»Natürlich.«
»Jetzt ist die Zeit gekommen.«
»Aber Ben ... was willst du denn tun?«
»Ich verklage ihn wegen Verleumdung.«
»Wen? Hurst? Usher Rudd? Vivian Durridge?«
»Nein. Den Redakteur der Shout!«
Nach einer Pause sagte mein Vater: »Dafür brauchst du einen Anwalt.«
»Anwälte sind teuer. Ich versuche es erst mal so.«
»Ben, das gefällt mir nicht.«
»Mir auch nicht. Aber wenn ich Shout! Verleumdung nachweisen kann, muß Hudson Hurst den Mund halten, und wir dürfen auch keine Zeit verlieren, oder soll die Wahl des neuen Parteichefs nicht kommende Woche schon in die erste Runde gehen?«
»Doch. Am Montag.«
»Dann kümmere dich weiter um Fisch und Fritten, und ich sage Usher Rudd den Kampf an.«
Von Durridge in Kent fuhr ich quer durch Südengland nach Exeter und zu dem Rennstall, der noch wie ein Zuhause für mich war: Spencer Stallworthys Reich.

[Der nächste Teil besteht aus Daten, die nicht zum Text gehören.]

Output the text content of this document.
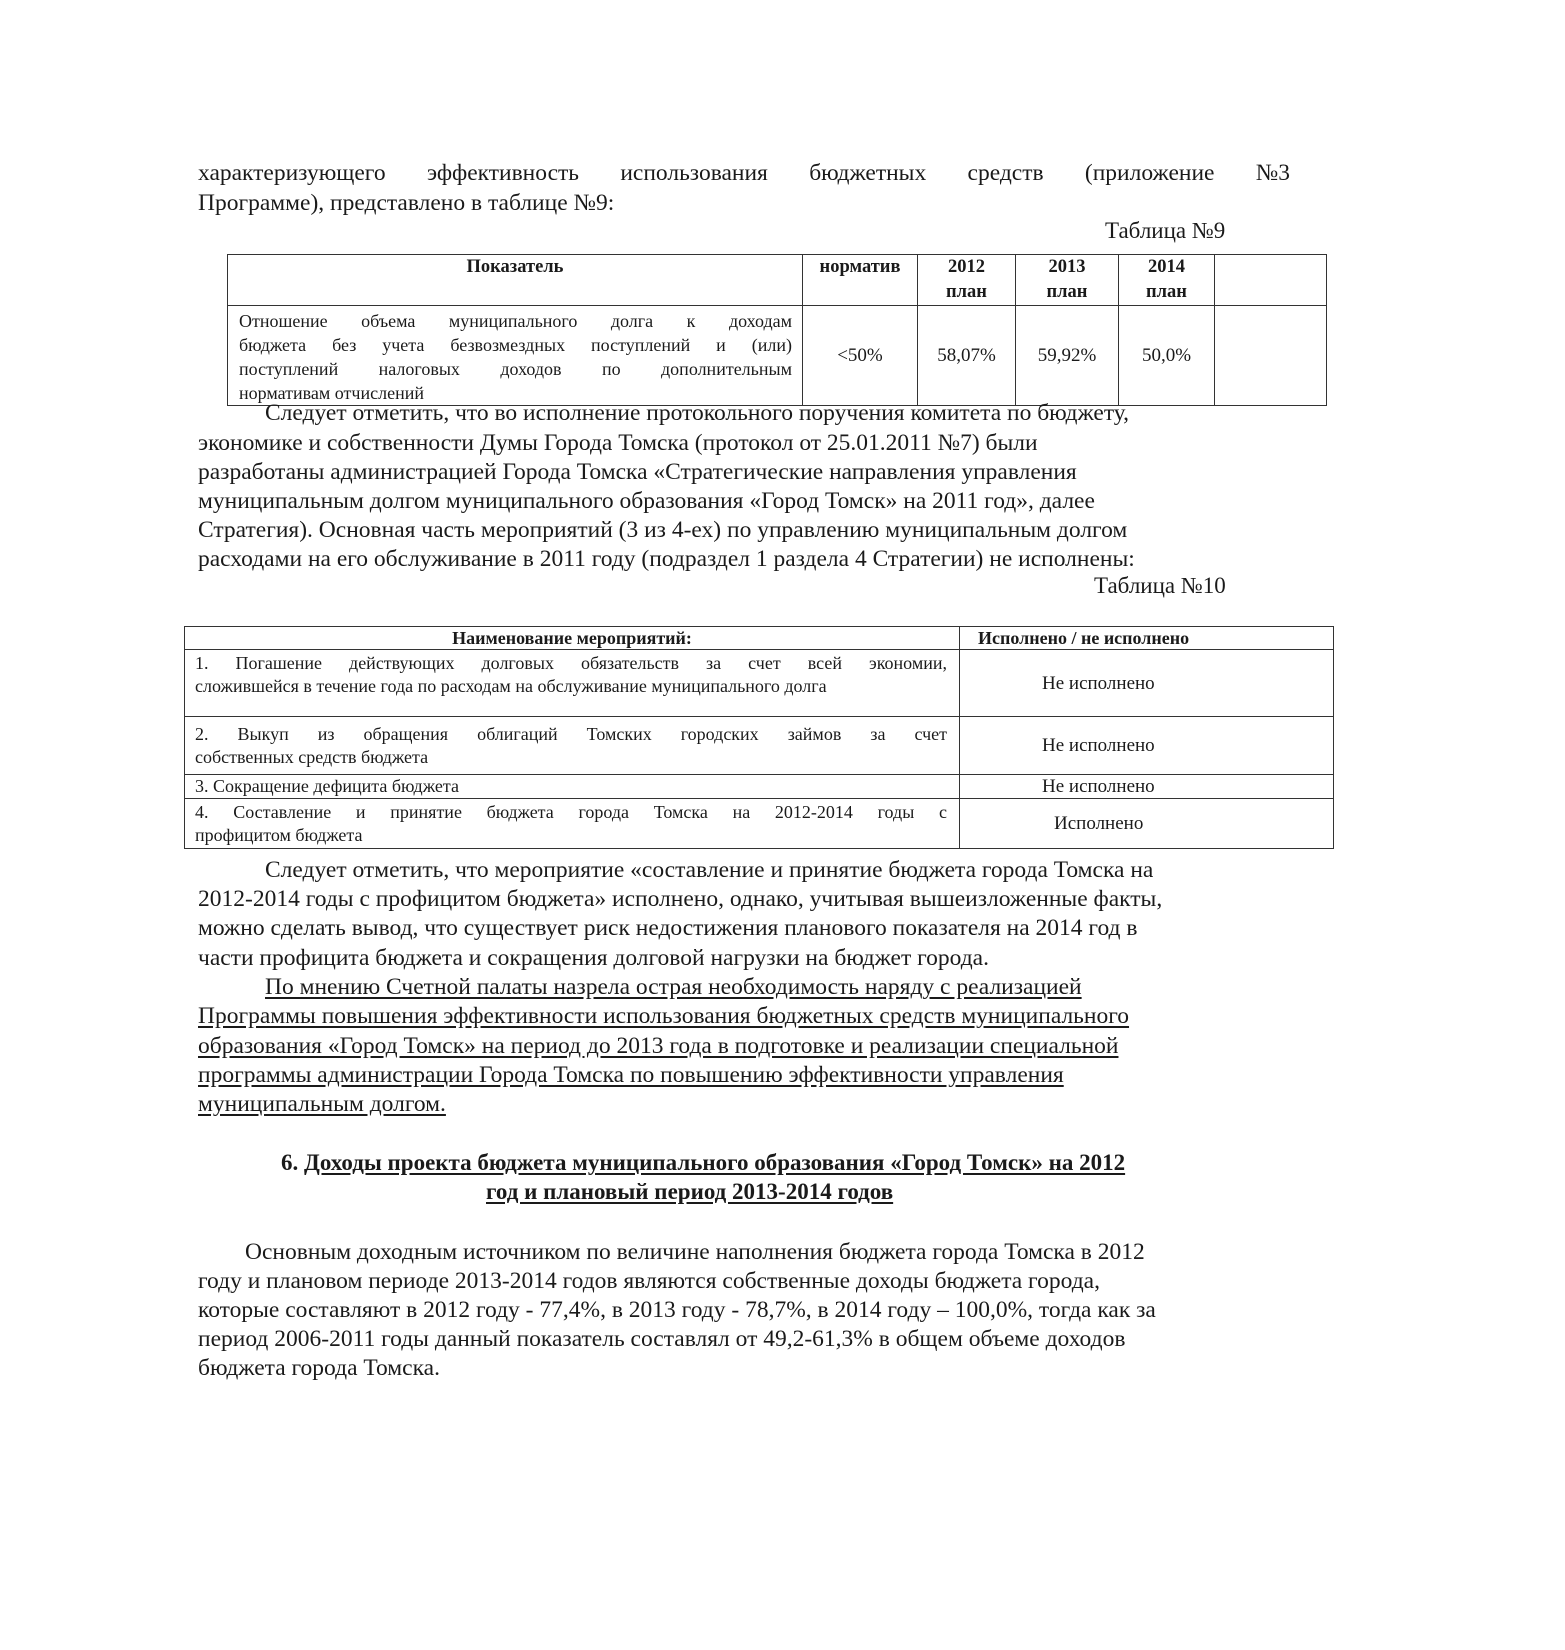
характеризующего эффективность использования бюджетных средств (приложение №3
Программе), представлено в таблице №9:
Таблица №9
Показатель	норматив	2012
план	2013
план	2014
план	

Отношение объема муниципального долга к доходам
бюджета без учета безвозмездных поступлений и (или)
поступлений налоговых доходов по дополнительным
нормативам отчислений	<50%	58,07%	59,92%	50,0%	
Следует отметить, что во исполнение протокольного поручения комитета по бюджету,
экономике и собственности Думы Города Томска (протокол от 25.01.2011 №7) были
разработаны администрацией Города Томска «Стратегические направления управления
муниципальным долгом муниципального образования «Город Томск» на 2011 год», далее
Стратегия). Основная часть мероприятий (3 из 4-ех) по управлению муниципальным долгом
расходами на его обслуживание в 2011 году (подраздел 1 раздела 4 Стратегии) не исполнены:
Таблица №10
Наименование мероприятий:	Исполнено / не исполнено

1. Погашение действующих долговых обязательств за счет всей экономии,
сложившейся в течение года по расходам на обслуживание муниципального долга	Не исполнено

2. Выкуп из обращения облигаций Томских городских займов за счет
собственных средств бюджета	Не исполнено

3. Сокращение дефицита бюджета	Не исполнено

4. Составление и принятие бюджета города Томска на 2012-2014 годы с
профицитом бюджета	Исполнено
Следует отметить, что мероприятие «составление и принятие бюджета города Томска на
2012-2014 годы с профицитом бюджета» исполнено, однако, учитывая вышеизложенные факты,
можно сделать вывод, что существует риск недостижения планового показателя на 2014 год в
части профицита бюджета и сокращения долговой нагрузки на бюджет города.
По мнению Счетной палаты назрела острая необходимость наряду с реализацией
Программы повышения эффективности использования бюджетных средств муниципального
образования «Город Томск» на период до 2013 года в подготовке и реализации специальной
программы администрации Города Томска по повышению эффективности управления
муниципальным долгом.
6. Доходы проекта бюджета муниципального образования «Город Томск» на 2012
год и плановый период 2013-2014 годов
Основным доходным источником по величине наполнения бюджета города Томска в 2012
году и плановом периоде 2013-2014 годов являются собственные доходы бюджета города,
которые составляют в 2012 году - 77,4%, в 2013 году - 78,7%, в 2014 году – 100,0%, тогда как за
период 2006-2011 годы данный показатель составлял от 49,2-61,3% в общем объеме доходов
бюджета города Томска.
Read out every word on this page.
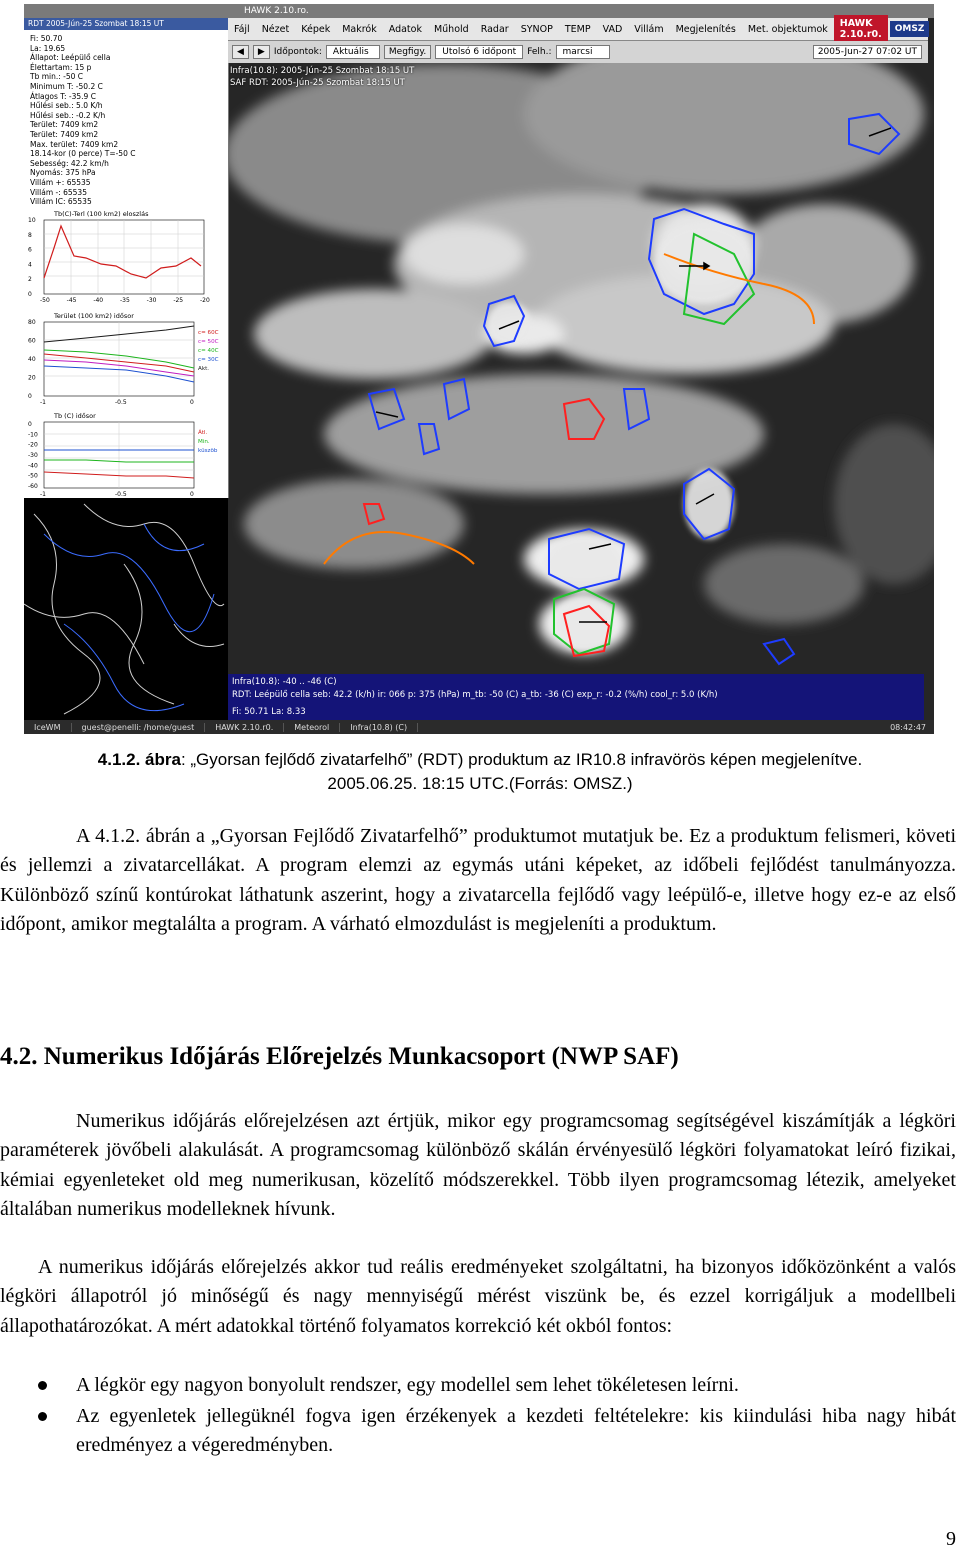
HAWK 2.10.ro.
RDT 2005-Jún-25 Szombat 18:15 UT
Fi: 50.70
La: 19.65
Állapot: Leépülő cella
Élettartam: 15 p
Tb min.: -50 C
Minimum T: -50.2 C
Átlagos T: -35.9 C
Hűlési seb.: 5.0 K/h
Hűlési seb.: -0.2 K/h
Terület: 7409 km2
Terület: 7409 km2
Max. terület: 7409 km2
18.14-kor (0 perce) T=-50 C
Sebesség: 42.2 km/h
Nyomás: 375 hPa
Villám +: 65535
Villám -: 65535
Villám IC: 65535
Tb(C)-Terl (100 km2) eloszlás
10
8
6
4
2
0
-50	-45	-40	-35	-30	-25	-20
Terület (100 km2) idősor
c= 60C
c= 50C
c= 40C
c= 30C
Akt.
80
60
40
20
0
-1	-0.5	0
Tb (C) idősor
Átl.
Min.
küszöb
0
-10
-20
-30
-40
-50
-60
-1	-0.5	0
Fájl	Nézet	Képek	Makrók	Adatok	Műhold	Radar	SYNOP	TEMP	VAD	Villám	Megjelenítés	Met. objektumok	HAWK 2.10.r0.	OMSZ
◀	▶	Időpontok:	Aktuális	Megfigy.	Utolsó 6 időpont	Felh.:	marcsi	2005-Jun-27 07:02 UT
Infra(10.8): 2005-Jún-25 Szombat 18:15 UT
SAF RDT: 2005-Jún-25 Szombat 18:15 UT
Infra(10.8): -40 .. -46 (C)
RDT: Leépülő cella seb: 42.2 (k/h) ir: 066 p: 375 (hPa) m_tb: -50 (C) a_tb: -36 (C) exp_r: -0.2 (%/h) cool_r: 5.0 (K/h)
Fi: 50.71 La: 8.33
IceWM	guest@penelli: /home/guest	HAWK 2.10.r0.	Meteorol	Infra(10.8) (C)	08:42:47
4.1.2. ábra: „Gyorsan fejlődő zivatarfelhő” (RDT) produktum az IR10.8 infravörös képen megjelenítve.
2005.06.25. 18:15 UTC.(Forrás: OMSZ.)
A 4.1.2. ábrán a „Gyorsan Fejlődő Zivatarfelhő” produktumot mutatjuk be. Ez a produktum felismeri, követi és jellemzi a zivatarcellákat. A program elemzi az egymás utáni képeket, az időbeli fejlődést tanulmányozza. Különböző színű kontúrokat láthatunk aszerint, hogy a zivatarcella fejlődő vagy leépülő-e, illetve hogy ez-e az első időpont, amikor megtalálta a program. A várható elmozdulást is megjeleníti a produktum.
4.2. Numerikus Időjárás Előrejelzés Munkacsoport (NWP SAF)
Numerikus időjárás előrejelzésen azt értjük, mikor egy programcsomag segítségével kiszámítják a légköri paraméterek jövőbeli alakulását. A programcsomag különböző skálán érvényesülő légköri folyamatokat leíró fizikai, kémiai egyenleteket old meg numerikusan, közelítő módszerekkel. Több ilyen programcsomag létezik, amelyeket általában numerikus modelleknek hívunk.
A numerikus időjárás előrejelzés akkor tud reális eredményeket szolgáltatni, ha bizonyos időközönként a valós légköri állapotról jó minőségű és nagy mennyiségű mérést viszünk be, és ezzel korrigáljuk a modellbeli állapothatározókat. A mért adatokkal történő folyamatos korrekció két okból fontos:
A légkör egy nagyon bonyolult rendszer, egy modellel sem lehet tökéletesen leírni.
Az egyenletek jellegüknél fogva igen érzékenyek a kezdeti feltételekre: kis kiindulási hiba nagy hibát eredményez a végeredményben.
9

Ich kam gegen halb sieben an, als er gerade die Stallkontrolle abschloß.
»Tag«, sagte er überrascht. »Mit Ihnen habe ich aber nicht gerechnet.«
»Nein .« Ich sah zu, wie er den letzten Pferden Mohrrüben zu naschen gab, und warf einen Blick in die Box, in der drei herrliche Jahre lang Sarah’s Future gestanden hatte. Sie gehörte jetzt einem langhalsigen Schimmel, und ich trauerte der Sorglosigkeit vergangener Tage nach.
Jim war noch dort, sah nach, ob die Heunetze gefüllt, die Trinkeimer bereitgestellt waren und verschloß die Boxen zur Nacht; alles so vertraut, so lange vermißt.
Nach der Stallkontrolle fragte ich, ob sie ein wenig Zeit hätten, sich mit mir zu unterhalten, und schon waren wir mit dem Auto unterwegs zu Stallworthys Wohnung und seinem unvergessenen Sherry.
Sie wußten, daß mein Vater dem Kabinett angehörte, und ich erzählte von dem Machtkampf. Ich zeigte ihnen den Mittelteil von Shout!, der sie so schockte, daß sie von neuem zur Flasche griffen. Jim blinzelte heftig mit den weißen Wimpern, immer ein Zeichen von Beunruhigung, und Stallworthy sagte: »Das stimmt doch nicht, oder? Sie haben nie Drogen genommen. Das hätte ich gemerkt.«
»Genau«, sagte ich dankbar, »und das hätte ich gern schriftlich von Ihnen. Eine Erklärung, daß ich drei Jahre lang mit Erfolg für Ihren Stall geritten bin und nie das geringste Interesse für Drogen gezeigt habe. Je mehr schriftliche Erklärungen ich beibringen kann, aus denen hervorgeht, daß ich kein Drogensüchtiger bin und nach dem Wissen der Unterzeichner auch nie einer war, desto besser. Ich will das Blatt wegen Verleumdung verklagen.«
Sowohl Stallworthy wie auch Jim machten ihrer Empörung Luft und setzten sich mit heftigeren Worten für mich ein, als ich es hätte verlangen können.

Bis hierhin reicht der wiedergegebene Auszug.